My advice is to find (or create!) a system for understanding yourself that helps build bridges between you and your environment (and especially the people in it). This might look like a personality test, star signs, or something you invent for yourself. Take time to learn about yourself.
In doing so, be careful to not reduce yourself or anyone around you to letters, numbers, or signs. Rather, use your system as a jumping-off point. If SparkNotes were enough, we’d never have cause to read a whole book, but it’s in the act of reading that the real growth occurs, right?
3. Acknowledge tension, and learn to celebrate it.
If you’ve ever moved cities, you know that there’s a period of time where you’re adjusting to a new normal. Part of that means acknowledging that some of your relationships may change in the process. For me, the distance I placed between myself and my family post-move caused major points of tension. Contrary to popular belief, FaceTime can only get you so far.

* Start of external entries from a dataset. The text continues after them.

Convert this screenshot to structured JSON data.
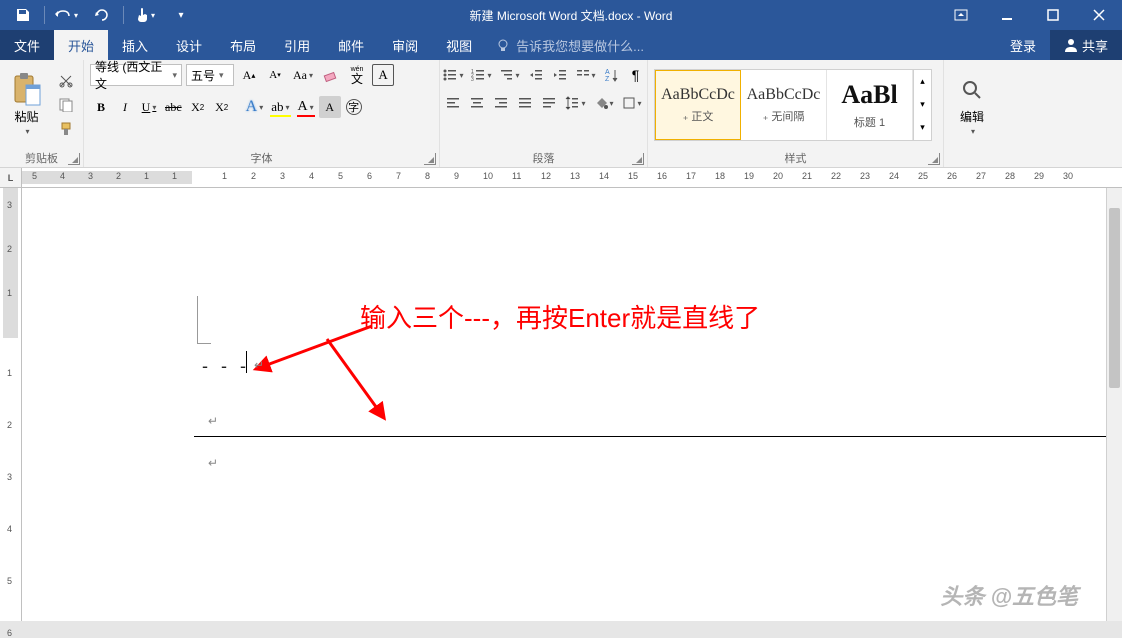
{
  "title": "新建 Microsoft Word 文档.docx - Word",
  "menu": {
    "file": "文件",
    "home": "开始",
    "insert": "插入",
    "design": "设计",
    "layout": "布局",
    "references": "引用",
    "mail": "邮件",
    "review": "审阅",
    "view": "视图",
    "tell_me": "告诉我您想要做什么...",
    "signin": "登录",
    "share": "共享"
  },
  "ribbon": {
    "clipboard": {
      "label": "剪贴板",
      "paste": "粘贴"
    },
    "font": {
      "label": "字体",
      "name": "等线 (西文正文",
      "size": "五号",
      "phonetic": "wén"
    },
    "paragraph": {
      "label": "段落"
    },
    "styles": {
      "label": "样式",
      "preview": "AaBbCcDc",
      "heading_preview": "AaBl",
      "normal": "₊ 正文",
      "nospacing": "₊ 无间隔",
      "heading1": "标题 1"
    },
    "editing": {
      "label": "编辑"
    }
  },
  "ruler": {
    "corner": "L",
    "left": [
      "5",
      "4",
      "3",
      "2",
      "1",
      "1"
    ],
    "right": [
      "1",
      "2",
      "3",
      "4",
      "5",
      "6",
      "7",
      "8",
      "9",
      "10",
      "11",
      "12",
      "13",
      "14",
      "15",
      "16",
      "17",
      "18",
      "19",
      "20",
      "21",
      "22",
      "23",
      "24",
      "25",
      "26",
      "27",
      "28",
      "29",
      "30"
    ],
    "vtop": [
      "3",
      "2",
      "1"
    ],
    "vmain": [
      "1",
      "2",
      "3",
      "4",
      "5",
      "6"
    ]
  },
  "doc": {
    "annotation": "输入三个---，再按Enter就是直线了",
    "dashes": "- - -",
    "paramark": "↵"
  },
  "watermark": "头条 @五色笔"
}
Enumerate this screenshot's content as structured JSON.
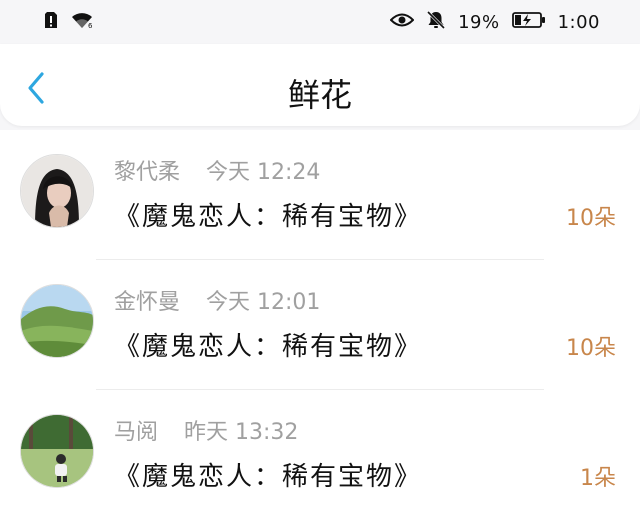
{
  "status_bar": {
    "left_icons": [
      "sim-alert-icon",
      "wifi-icon"
    ],
    "right_icons": [
      "eye-icon",
      "bell-muted-icon",
      "battery-charging-icon"
    ],
    "battery_percent": "19%",
    "time": "1:00"
  },
  "header": {
    "title": "鲜花",
    "back_icon": "chevron-left-icon",
    "accent_color": "#2ea7e0"
  },
  "gifts": [
    {
      "sender": "黎代柔",
      "time": "今天 12:24",
      "title": "《魔鬼恋人：稀有宝物》",
      "count": "10朵"
    },
    {
      "sender": "金怀曼",
      "time": "今天 12:01",
      "title": "《魔鬼恋人：稀有宝物》",
      "count": "10朵"
    },
    {
      "sender": "马阅",
      "time": "昨天 13:32",
      "title": "《魔鬼恋人：稀有宝物》",
      "count": "1朵"
    }
  ],
  "colors": {
    "count": "#c8864b",
    "meta": "#a0a0a0",
    "background": "#f6f6f8"
  }
}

In the midst of change, I’ve found it helpful to locate where those points of tension exist. In my experience, I felt them when communicating with my family electronically, over long distances. For you, that discomfort might arise when friends are slow to respond via text or a romantic partner across the country is on a different schedule from you.

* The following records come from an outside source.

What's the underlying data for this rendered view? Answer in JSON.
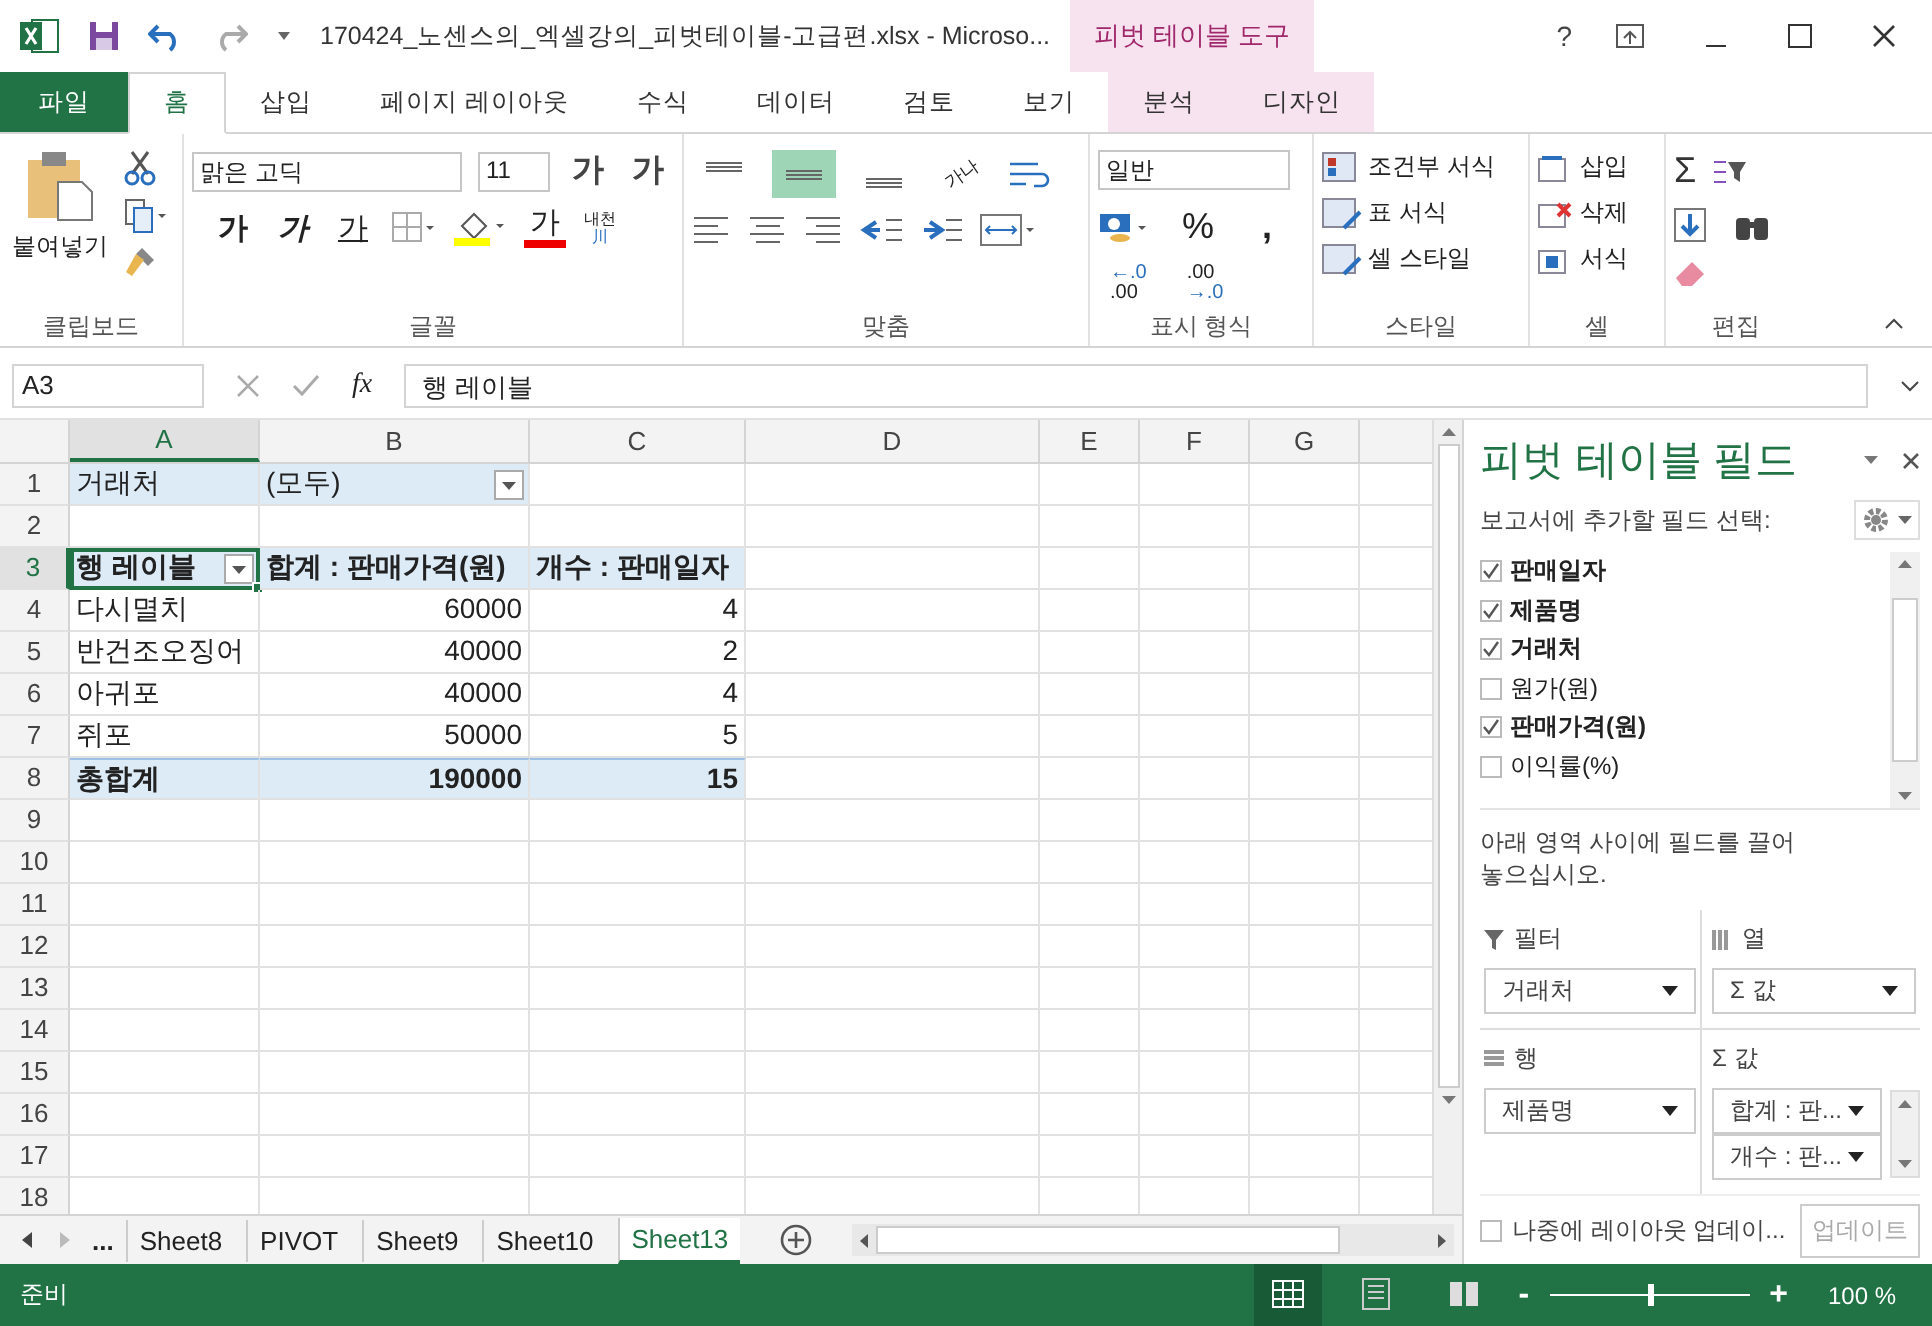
{
  "title_bar": {
    "file_title": "170424_노센스의_엑셀강의_피벗테이블-고급편.xlsx - Microso...",
    "context_group": "피벗 테이블 도구",
    "help": "?"
  },
  "ribbon_tabs": [
    {
      "label": "파일",
      "kind": "file",
      "selected": false
    },
    {
      "label": "홈",
      "kind": "normal",
      "selected": true
    },
    {
      "label": "삽입",
      "kind": "normal",
      "selected": false
    },
    {
      "label": "페이지 레이아웃",
      "kind": "normal",
      "selected": false
    },
    {
      "label": "수식",
      "kind": "normal",
      "selected": false
    },
    {
      "label": "데이터",
      "kind": "normal",
      "selected": false
    },
    {
      "label": "검토",
      "kind": "normal",
      "selected": false
    },
    {
      "label": "보기",
      "kind": "normal",
      "selected": false
    },
    {
      "label": "분석",
      "kind": "context",
      "selected": false
    },
    {
      "label": "디자인",
      "kind": "context",
      "selected": false
    }
  ],
  "ribbon": {
    "clipboard": {
      "paste": "붙여넣기",
      "label": "클립보드"
    },
    "font": {
      "font_name": "맑은 고딕",
      "font_size": "11",
      "grow": "가",
      "shrink": "가",
      "bold": "가",
      "italic": "가",
      "underline": "가",
      "font_color": "가",
      "phonetic": "내천",
      "phonetic_sub": "川",
      "label": "글꼴"
    },
    "alignment": {
      "vertical": [
        {
          "selected": false
        },
        {
          "selected": true
        },
        {
          "selected": false
        }
      ],
      "orientation": "가나",
      "label": "맞춤"
    },
    "number": {
      "format": "일반",
      "percent": "%",
      "comma": ",",
      "increase_decimal": [
        "←.0",
        ".00"
      ],
      "decrease_decimal": [
        ".00",
        "→.0"
      ],
      "label": "표시 형식"
    },
    "styles": {
      "items": [
        "조건부 서식",
        "표 서식",
        "셀 스타일"
      ],
      "label": "스타일"
    },
    "cells": {
      "items": [
        "삽입",
        "삭제",
        "서식"
      ],
      "label": "셀"
    },
    "editing": {
      "sum": "Σ",
      "label": "편집"
    }
  },
  "formula_bar": {
    "name_box": "A3",
    "fx": "fx",
    "formula": "행 레이블"
  },
  "sheet": {
    "columns": [
      {
        "label": "A",
        "selected": true
      },
      {
        "label": "B",
        "selected": false
      },
      {
        "label": "C",
        "selected": false
      },
      {
        "label": "D",
        "selected": false
      },
      {
        "label": "E",
        "selected": false
      },
      {
        "label": "F",
        "selected": false
      },
      {
        "label": "G",
        "selected": false
      }
    ],
    "rows": [
      {
        "number": "1",
        "kind": "filter",
        "selected": false,
        "cells": [
          "거래처",
          "(모두)"
        ]
      },
      {
        "number": "2",
        "selected": false
      },
      {
        "number": "3",
        "kind": "header",
        "selected": true,
        "cells": [
          "행 레이블",
          "합계 : 판매가격(원)",
          "개수 : 판매일자"
        ]
      },
      {
        "number": "4",
        "kind": "item",
        "selected": false,
        "cells": [
          "다시멸치",
          "60000",
          "4"
        ]
      },
      {
        "number": "5",
        "kind": "item",
        "selected": false,
        "cells": [
          "반건조오징어",
          "40000",
          "2"
        ]
      },
      {
        "number": "6",
        "kind": "item",
        "selected": false,
        "cells": [
          "아귀포",
          "40000",
          "4"
        ]
      },
      {
        "number": "7",
        "kind": "item",
        "selected": false,
        "cells": [
          "쥐포",
          "50000",
          "5"
        ]
      },
      {
        "number": "8",
        "kind": "total",
        "selected": false,
        "cells": [
          "총합계",
          "190000",
          "15"
        ]
      },
      {
        "number": "9",
        "selected": false
      },
      {
        "number": "10",
        "selected": false
      },
      {
        "number": "11",
        "selected": false
      },
      {
        "number": "12",
        "selected": false
      },
      {
        "number": "13",
        "selected": false
      },
      {
        "number": "14",
        "selected": false
      },
      {
        "number": "15",
        "selected": false
      },
      {
        "number": "16",
        "selected": false
      },
      {
        "number": "17",
        "selected": false
      },
      {
        "number": "18",
        "selected": false
      }
    ]
  },
  "pivot_pane": {
    "title": "피벗 테이블 필드",
    "subtitle": "보고서에 추가할 필드 선택:",
    "fields": [
      {
        "name": "판매일자",
        "checked": true
      },
      {
        "name": "제품명",
        "checked": true
      },
      {
        "name": "거래처",
        "checked": true
      },
      {
        "name": "원가(원)",
        "checked": false
      },
      {
        "name": "판매가격(원)",
        "checked": true
      },
      {
        "name": "이익률(%)",
        "checked": false
      }
    ],
    "hint": "아래 영역 사이에 필드를 끌어 놓으십시오.",
    "areas": [
      {
        "kind": "filter",
        "label": "필터",
        "items": [
          "거래처"
        ]
      },
      {
        "kind": "columns",
        "label": "열",
        "items": [
          "Σ 값"
        ]
      },
      {
        "kind": "rows",
        "label": "행",
        "items": [
          "제품명"
        ]
      },
      {
        "kind": "values",
        "label": "Σ 값",
        "items": [
          "합계 : 판...",
          "개수 : 판..."
        ]
      }
    ],
    "defer": {
      "label": "나중에 레이아웃 업데이...",
      "checked": false
    },
    "update_button": {
      "label": "업데이트",
      "disabled": true
    }
  },
  "sheet_tabs": {
    "more": "...",
    "tabs": [
      {
        "label": "Sheet8",
        "selected": false
      },
      {
        "label": "PIVOT",
        "selected": false
      },
      {
        "label": "Sheet9",
        "selected": false
      },
      {
        "label": "Sheet10",
        "selected": false
      },
      {
        "label": "Sheet13",
        "selected": true
      }
    ]
  },
  "status_bar": {
    "status": "준비",
    "views": [
      {
        "kind": "normal",
        "selected": true
      },
      {
        "kind": "page-layout",
        "selected": false
      },
      {
        "kind": "page-break",
        "selected": false
      }
    ],
    "zoom": {
      "minus": "-",
      "plus": "+",
      "level": 0.5,
      "label": "100 %"
    }
  }
}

Once you’re tuned into that gut feeling that something isn’t working, use it. You can succumb to the tension or grow in light of it. You can transform uncomfy feelings into a sort of internal alert system for opportunities to improve yourself and your environment.
I’m not claiming that this is an easy task. However, I am submitting for your consideration that it’s worth it. Not sure where to start? Try this journaling exercise: fold a page in half, make a list of what’s not working, and on the other half list opportunities to change the status quo. See where you can connect the two.
4. Nourish your community like you would a house plant (and remember to water it).
The single most buoyancy-increasing thing in my two-year-long attempt to keep my head above water was plain and simple: community.
I was raised in a tight-knit faith community — my sense of belonging developed faster than my ability to walk. In this, I recognize that I was lucky. So many of us grow up feeling out of place or like we don’t belong, and I got a taste of that recently.
Forgoing my beach town of 90,000 people for a metropolitan center of more than six times that size left me feeling lost in everything and beholden to nothing. It took finding (and regularly attending!) a well-fitting faith community and (Alisha did not pay me to say this) plugging into online communities like Girls’ Night In that rebalanced my sense of belonging in the midst of change.
Faith may not be your story. Maybe you prefer to surround yourself with others who speak Arabic like you do, fellow dog moms (or cat moms!), bowling club members, or others belonging to the online gaming community. Regardless of what type of people you gravitate toward, I’ve learned that investing in a community makes weathering the turbulence of change more bearable; and that’s why it’s my favorite lesson of all.